The goal of the Fourth Industrial Revolution is to develop smart factories that ensure flexibility and adaptability in complex production environments, without human intervention. Smart factories are based on three main pillars: integration through digitalization, employment of flexible structures, and the use of artificial intelligence (AI) methods. Genetic programming (GP) is one of the most promising AI approaches used in the automated design of production-scheduling rules. However, promoting diversity and controlling the bloating effect are major challenges to the success of GP algorithms in developing production-scheduling rules that deliver high-quality solutions.
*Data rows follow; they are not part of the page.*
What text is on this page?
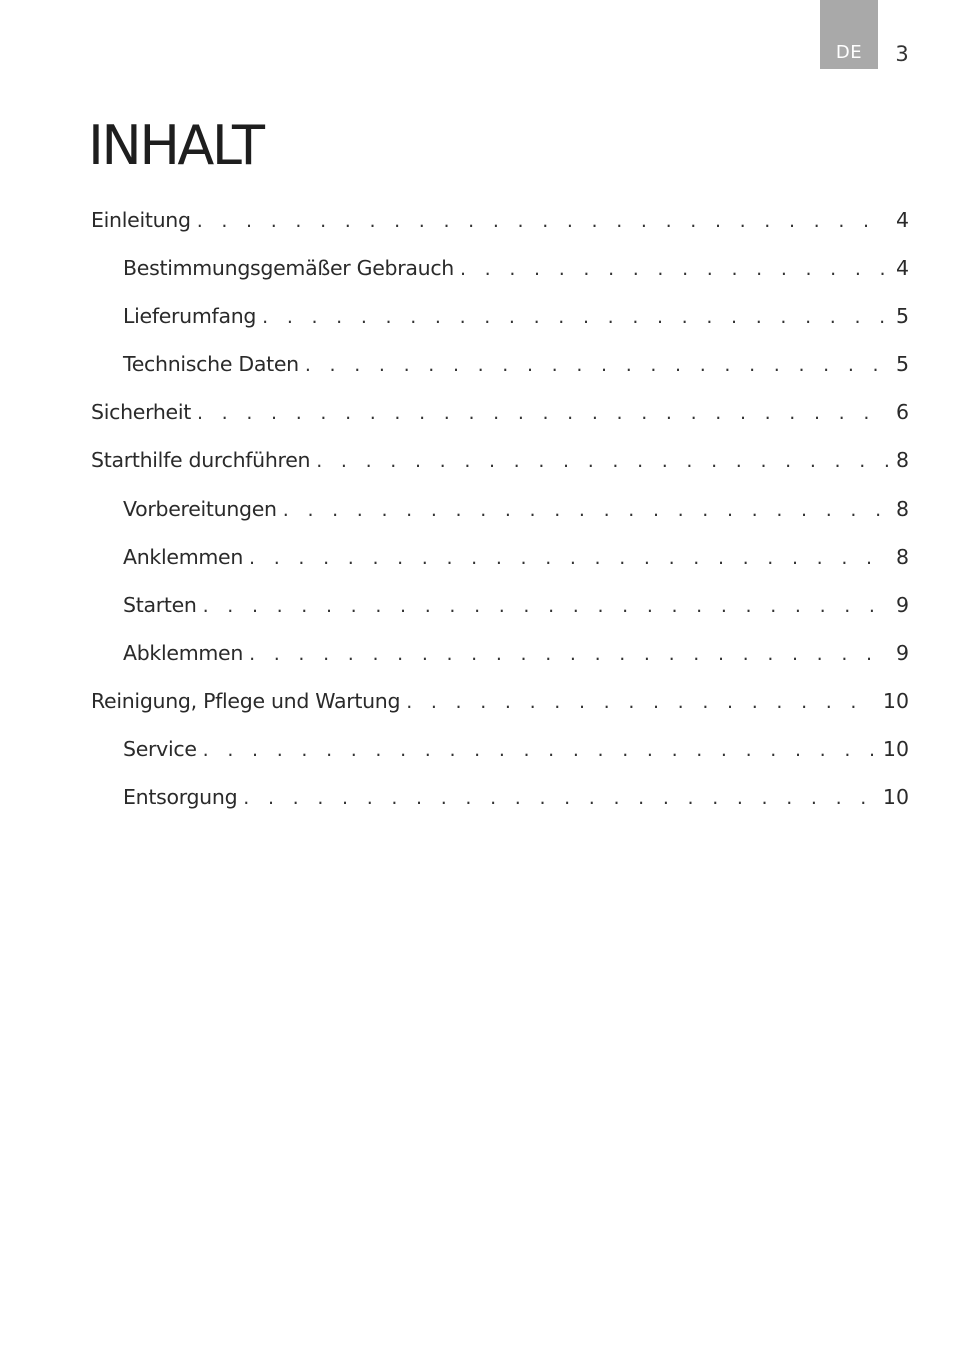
DE	3
INHALT
Einleitung . . .	4
Bestimmungsgemäßer Gebrauch . . .	4
Lieferumfang . . .	5
Technische Daten . . .	5
Sicherheit . . .	6
Starthilfe durchführen . . .	8
Vorbereitungen . . .	8
Anklemmen . . .	8
Starten . . .	9
Abklemmen . . .	9
Reinigung, Pflege und Wartung . . .	10
Service . . .	10
Entsorgung . . .	10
Therefore, we introduced a multi-objective technique to increase the diversity among GP individuals while considering the program length as an objective to avoid the bloating effect. The proposed approach employs a new diversity metric to measure the distance between GP individuals and the best rule in the current generation. Subsequently, the non-dominated sorting genetic algorithm II (NSGA-II) was used to select individuals based on three objectives: solution quality, similarity value, and program length. To assess the effectiveness of the proposed approach, we compare the two versions with three GP methods in the literature in terms of automatically generating dispatching rules on 10 benchmark instances of the job-shop scheduling problem. The experimental results show that the proposed distance measure enhances the phenotypic diversity of individuals, resulting in improved fitness values without the need for additional fitness assessments. In addition, the integration of NSGA-II with the GP algorithm facilitates the evolution of superior job shop dispatching rules with high diversity and shorter lengths under the makespan and mean tardiness objectives.